I agree with the first part, but getting rid of JS entirely means that if you want to augment some HTML with one line of javascript you have to build a WASM binary to do it?

I see good use cases for building entirely in html/JS and also building entirely in WASM.

brokencode|5 months ago

You can use a framework that abstracts all the WASM to JS communication for DOM access. There are many such framework already.

The only issue is that there’s a performance cost. Not sure how significant it is for typical applications, but it definitely exists.

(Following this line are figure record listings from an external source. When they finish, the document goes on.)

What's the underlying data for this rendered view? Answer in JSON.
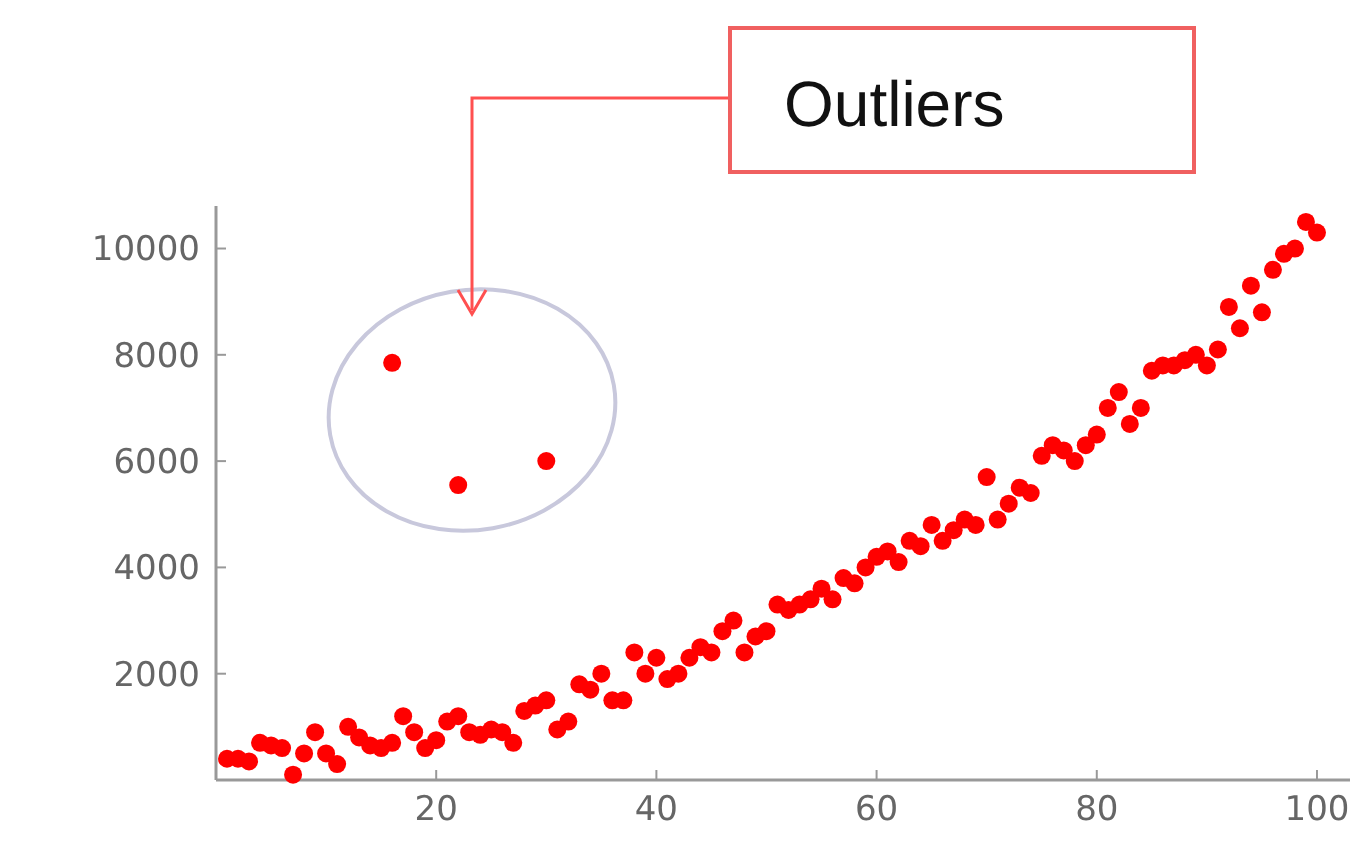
{
  "chart_data": {
    "type": "scatter",
    "annotations": [
      "Outliers"
    ],
    "xlim": [
      0,
      103
    ],
    "ylim": [
      0,
      10800
    ],
    "xticks": [
      20,
      40,
      60,
      80,
      100
    ],
    "yticks": [
      2000,
      4000,
      6000,
      8000,
      10000
    ],
    "grid": false,
    "marker": "circle",
    "series": [
      {
        "color": "#ff0000",
        "x": [
          1,
          2,
          3,
          4,
          5,
          6,
          7,
          8,
          9,
          10,
          11,
          12,
          13,
          14,
          15,
          16,
          17,
          18,
          19,
          20,
          21,
          22,
          23,
          24,
          25,
          26,
          27,
          28,
          29,
          30,
          31,
          32,
          33,
          34,
          35,
          36,
          37,
          38,
          39,
          40,
          41,
          42,
          43,
          44,
          45,
          46,
          47,
          48,
          49,
          50,
          51,
          52,
          53,
          54,
          55,
          56,
          57,
          58,
          59,
          60,
          61,
          62,
          63,
          64,
          65,
          66,
          67,
          68,
          69,
          70,
          71,
          72,
          73,
          74,
          75,
          76,
          77,
          78,
          79,
          80,
          81,
          82,
          83,
          84,
          85,
          86,
          87,
          88,
          89,
          90,
          91,
          92,
          93,
          94,
          95,
          96,
          97,
          98,
          99,
          100,
          16,
          22,
          30
        ],
        "values": [
          400,
          400,
          350,
          700,
          650,
          600,
          100,
          500,
          900,
          500,
          300,
          1000,
          800,
          650,
          600,
          700,
          1200,
          900,
          600,
          750,
          1100,
          1200,
          900,
          850,
          950,
          900,
          700,
          1300,
          1400,
          1500,
          950,
          1100,
          1800,
          1700,
          2000,
          1500,
          1500,
          2400,
          2000,
          2300,
          1900,
          2000,
          2300,
          2500,
          2400,
          2800,
          3000,
          2400,
          2700,
          2800,
          3300,
          3200,
          3300,
          3400,
          3600,
          3400,
          3800,
          3700,
          4000,
          4200,
          4300,
          4100,
          4500,
          4400,
          4800,
          4500,
          4700,
          4900,
          4800,
          5700,
          4900,
          5200,
          5500,
          5400,
          6100,
          6300,
          6200,
          6000,
          6300,
          6500,
          7000,
          7300,
          6700,
          7000,
          7700,
          7800,
          7800,
          7900,
          8000,
          7800,
          8100,
          8900,
          8500,
          9300,
          8800,
          9600,
          9900,
          10000,
          10500,
          10300,
          7850,
          5550,
          6000
        ]
      }
    ]
  }
}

It’d be nice to have direct DOM access, but if the performance is not a significant problem, then I can see the rationale for not putting in the major amount of work work it’d take to do this.

lyu07282|5 months ago

I was under the impression that this very much still on the table, with active work like the component model laying the foundation for the ABI to come.

benrutter|5 months ago

I have slightly different question than OP - what's left until it feels like javascript is gone for people who don't want to touch it?

Say I really want to write front end code in Rust* does there just need to be a library that handles the js DOM calls for me? After that, I don't ever have to think about javascript again?

tcfhgj|5 months ago

> Say I really want to write front end code in Rust* does there just need to be a library that handles the js DOM calls for me? After that, I don't ever have to think about javascript again?

yes, e.g. with Leptos you don't have to touch JS at all

zekrioca|5 months ago

Could you list some of these downsides and what are the reason of their existence?

cogman10|5 months ago

For starters, the DOM API is huge and expansive. Simply giving WASM the DOM means you are greatly expanding what the sandbox can do. That means lower friction when writing WASM with much much higher security risks.

But further, WASM is more than just a browser thing at this point. You might be running in an environment that has no DOM to speak of (think nodejs). Having this bolted on extension simply for ease of use means you now need to decide how and when you communicate its availability.

And the benefits just aren't there. You can create a DOM exposing library for WASM if you really want to (I believe a few already exist) but you end up with a "what's the point". If you are trying to make some sort of UX framework based on wasm then you probably don't want to actually expose the DOM, you want to expose the framework functions.